Des femmes ayant fui la ville d’Al-Fashir, dans la région du Darfour au Soudan, ont rapporté des meurtres, des viols systématiques et la disparition de leurs enfants après la prise de la ville par les Forces de soutien rapide (FSR), a annoncé mardi ONU Femmes.
La chute d’Al-Fashir, le 26 octobre, a marqué une étape clé dans la prise de contrôle du Darfour par les FSR, après plus de deux ans de guerre contre l’armée soudanaise. Des rescapés ont décrit des scènes d’horreur, évoquant des civils abattus dans les rues et des frappes de drones visant les zones habitées.

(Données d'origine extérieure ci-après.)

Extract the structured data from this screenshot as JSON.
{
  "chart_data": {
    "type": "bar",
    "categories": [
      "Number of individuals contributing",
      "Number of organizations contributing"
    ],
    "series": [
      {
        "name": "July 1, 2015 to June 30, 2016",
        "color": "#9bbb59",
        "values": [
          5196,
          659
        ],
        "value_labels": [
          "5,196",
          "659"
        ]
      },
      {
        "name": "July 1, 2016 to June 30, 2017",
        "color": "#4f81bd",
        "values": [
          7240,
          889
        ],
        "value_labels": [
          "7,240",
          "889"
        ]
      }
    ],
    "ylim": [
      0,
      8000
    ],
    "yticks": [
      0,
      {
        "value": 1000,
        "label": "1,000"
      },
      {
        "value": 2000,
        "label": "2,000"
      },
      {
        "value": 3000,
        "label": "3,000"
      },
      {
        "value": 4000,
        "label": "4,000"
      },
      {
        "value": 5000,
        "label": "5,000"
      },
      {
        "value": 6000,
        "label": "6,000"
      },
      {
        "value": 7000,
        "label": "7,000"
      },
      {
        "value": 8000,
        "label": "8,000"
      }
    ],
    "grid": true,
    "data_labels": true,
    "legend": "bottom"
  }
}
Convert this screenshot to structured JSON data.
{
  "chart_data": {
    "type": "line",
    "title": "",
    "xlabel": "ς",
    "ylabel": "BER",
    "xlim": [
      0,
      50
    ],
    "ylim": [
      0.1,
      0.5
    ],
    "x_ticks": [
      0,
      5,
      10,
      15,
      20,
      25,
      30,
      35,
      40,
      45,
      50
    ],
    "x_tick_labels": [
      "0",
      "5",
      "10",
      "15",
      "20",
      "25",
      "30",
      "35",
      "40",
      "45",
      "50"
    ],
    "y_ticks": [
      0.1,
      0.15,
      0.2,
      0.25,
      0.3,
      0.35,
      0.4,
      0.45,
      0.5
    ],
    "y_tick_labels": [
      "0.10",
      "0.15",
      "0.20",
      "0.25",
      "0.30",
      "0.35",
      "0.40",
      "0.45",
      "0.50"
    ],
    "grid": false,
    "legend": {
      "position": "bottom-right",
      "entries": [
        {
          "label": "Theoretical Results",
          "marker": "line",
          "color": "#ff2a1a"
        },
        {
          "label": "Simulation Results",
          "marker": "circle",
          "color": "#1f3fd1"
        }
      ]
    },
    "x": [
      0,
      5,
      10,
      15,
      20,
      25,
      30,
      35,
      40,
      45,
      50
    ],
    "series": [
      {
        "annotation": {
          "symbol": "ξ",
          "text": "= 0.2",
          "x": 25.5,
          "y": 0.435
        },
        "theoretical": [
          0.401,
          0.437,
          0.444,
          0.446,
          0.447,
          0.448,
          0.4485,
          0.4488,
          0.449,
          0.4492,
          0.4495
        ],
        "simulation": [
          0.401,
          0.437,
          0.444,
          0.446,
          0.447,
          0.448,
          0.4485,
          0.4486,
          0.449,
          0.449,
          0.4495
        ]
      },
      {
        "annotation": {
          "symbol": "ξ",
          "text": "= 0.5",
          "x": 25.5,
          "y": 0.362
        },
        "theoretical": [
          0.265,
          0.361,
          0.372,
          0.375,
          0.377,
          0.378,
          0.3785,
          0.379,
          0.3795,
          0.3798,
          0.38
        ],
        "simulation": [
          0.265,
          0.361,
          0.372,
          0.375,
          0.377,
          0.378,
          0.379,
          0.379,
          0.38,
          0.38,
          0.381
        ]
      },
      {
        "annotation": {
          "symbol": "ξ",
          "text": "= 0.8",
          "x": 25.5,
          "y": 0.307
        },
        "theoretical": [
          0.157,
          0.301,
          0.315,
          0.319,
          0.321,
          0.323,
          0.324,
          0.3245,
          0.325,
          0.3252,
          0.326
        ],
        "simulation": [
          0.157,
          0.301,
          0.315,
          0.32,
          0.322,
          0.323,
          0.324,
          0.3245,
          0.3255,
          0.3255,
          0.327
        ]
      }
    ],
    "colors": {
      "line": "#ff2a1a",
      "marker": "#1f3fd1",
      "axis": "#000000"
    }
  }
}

« Les femmes que nous avons rencontrées parlent de meurtres, de viols et de la disparition de leurs enfants des horreurs que personne ne devrait jamais endurer », a déclaré Anna Mutavati, directrice régionale d’ONU Femmes pour l’Afrique de l’Est et australe, lors d’une conférence de presse à Genève. Elle a ajouté que de nombreux témoignages suggèrent que le viol est utilisé « de manière délibérée et systématique comme arme de guerre ».
Selon ONU Femmes, environ 11 millions de femmes et de filles au Darfour sont confrontées à une insécurité alimentaire extrême, aggravée par la famine. Certaines sont contraintes de quitter les camps de réfugiés pour chercher des feuilles et des baies sauvages à consommer, s’exposant ainsi à de nouveaux risques d’agressions, d’enlèvements ou de violences sexuelles.
« Le corps des femmes est devenu une scène de crime. Il n’y a plus d’endroits sûrs, plus de refuges où elles peuvent chercher protection ou même un simple soutien psychologique », a déclaré Mutavati.
L’ONU estime qu’environ 82 000 personnes ont fui Al-Fashir et ses environs depuis la fin octobre, tandis que jusqu’à 200 000 civils resteraient piégés à l’intérieur de la ville, où les combats et les violences à caractère ethnique se poursuivent. Le Haut-Commissariat des Nations Unies aux droits de l’homme a récemment exprimé ses craintes face aux exécutions sommaires et aux viols perpétrés dans le contexte d’un siège prolongé et d’une famine généralisée.